– Государь Федя слаб на голову, и наш Федя такой же скудоумный.
За такие речи, услышь их староста деревенский, по голове бы не погладили, плетей могли прописать не один десяток. Но подобные слова до чужих ушей не долетали.
Годы правления Федора стали для Руси благодатными, невзирая на скудость его ума. Росли новые города и погосты, крепли ремесло и торговля, победоносная война со шведами прирастила новые территории. Простой народ славил нового царя – никаких докучливых новшеств не вводил, правил ровно да разумно, устраивал опричнины вроде своего отца, погубившей много честных людей.
Семья Вороновых жила в эти годы счастливо.

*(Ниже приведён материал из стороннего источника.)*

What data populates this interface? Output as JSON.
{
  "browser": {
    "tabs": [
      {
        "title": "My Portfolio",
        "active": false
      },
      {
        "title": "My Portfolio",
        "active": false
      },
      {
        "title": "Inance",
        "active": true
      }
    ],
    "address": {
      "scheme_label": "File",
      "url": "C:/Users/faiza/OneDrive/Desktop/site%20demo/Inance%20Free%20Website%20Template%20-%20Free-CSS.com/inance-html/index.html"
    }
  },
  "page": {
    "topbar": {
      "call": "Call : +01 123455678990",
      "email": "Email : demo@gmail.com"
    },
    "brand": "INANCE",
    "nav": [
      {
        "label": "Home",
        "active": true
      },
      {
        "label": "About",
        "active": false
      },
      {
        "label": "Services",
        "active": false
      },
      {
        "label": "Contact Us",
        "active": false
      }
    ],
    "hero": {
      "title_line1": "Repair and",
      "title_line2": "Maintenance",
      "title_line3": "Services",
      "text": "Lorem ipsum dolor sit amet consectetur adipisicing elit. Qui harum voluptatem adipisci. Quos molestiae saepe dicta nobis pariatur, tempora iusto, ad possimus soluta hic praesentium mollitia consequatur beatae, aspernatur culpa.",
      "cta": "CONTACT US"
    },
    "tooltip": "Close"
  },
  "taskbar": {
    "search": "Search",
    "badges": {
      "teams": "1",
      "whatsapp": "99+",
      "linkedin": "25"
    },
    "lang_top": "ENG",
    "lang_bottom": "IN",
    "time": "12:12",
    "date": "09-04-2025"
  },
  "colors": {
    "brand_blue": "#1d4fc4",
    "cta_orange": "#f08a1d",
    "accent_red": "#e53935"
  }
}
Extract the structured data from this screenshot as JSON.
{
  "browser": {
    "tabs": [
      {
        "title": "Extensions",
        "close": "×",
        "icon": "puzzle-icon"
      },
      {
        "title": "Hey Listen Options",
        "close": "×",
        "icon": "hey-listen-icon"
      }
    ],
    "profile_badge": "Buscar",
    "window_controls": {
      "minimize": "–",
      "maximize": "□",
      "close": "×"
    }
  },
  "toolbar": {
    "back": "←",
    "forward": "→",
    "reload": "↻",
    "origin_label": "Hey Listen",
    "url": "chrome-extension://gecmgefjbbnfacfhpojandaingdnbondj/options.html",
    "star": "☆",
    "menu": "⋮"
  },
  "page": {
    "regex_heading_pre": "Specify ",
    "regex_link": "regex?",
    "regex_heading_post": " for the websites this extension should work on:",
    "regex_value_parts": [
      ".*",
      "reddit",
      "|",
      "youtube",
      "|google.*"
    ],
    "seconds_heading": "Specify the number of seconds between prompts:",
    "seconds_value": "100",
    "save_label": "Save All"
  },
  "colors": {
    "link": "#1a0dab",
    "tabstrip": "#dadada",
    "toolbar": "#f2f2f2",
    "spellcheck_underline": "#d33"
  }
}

Аксинья росла и превращалась в милую девчушку, Федя был большим подспорьем для родителей. Его приступы становились все реже, Глафира-травница помогла, шепнула, какие травы прогонят хворь.
Печалились родители, что старшие дети редко передавали весточки домой. Старший, названный Тимофеем, уж давно сгинул, сложил буйну головушку в казачьем походе. Средний Леонид стал в Архангельске большим человеком благодаря своему уму и хватке. Раз в год он передавал поклоны матери, отцу, брату и сестрам, сообщал, что в очередной раз народился сын иль дочка. Их у Леонида было столько, что родичи со счету сбились. Уж вторая жена плодила ему отпрысков, первая уморилась четвертыми родами. Василиса, старшая дочь, любви большой к родителям не питала, да и для них, что греха таить, была она как приемыш. Но с Великого Устюга она исправно слала приветы.
Грамоты на селе никто, кроме травницы Глафиры, не разумел, потому к ней с поклоном шли все деревенские, получив весточку. Она же Аксинью мало-мальски научила писать и читать.
Запинающийся детский голосок читал строки, писанные умелым человеком под диктовку Василисы: о богатстве мужа ее, об очередном заморском ковре, бархате и серебряной посуде, купленных рачительной хозяйкой. Порой устюжская купчиха рассказывала родителям о дочурке Любаве, слабой здоровьем. Между строк Анна слышала: боится старшая дочь не родить мужу сына, наследника, продолжение рода торгового. Проходив восемь лет бесплодной, с засохшим чревом, нежданно разродилась Василиса долгожданным сыном, запестрели письма материнской негой: детёночек, пяточки, носик, мамка.
Средняя сестра, названная в честь матери и бабки Анной, жила от родителей недалеко, в селе Александровка, но родители видели ее редко.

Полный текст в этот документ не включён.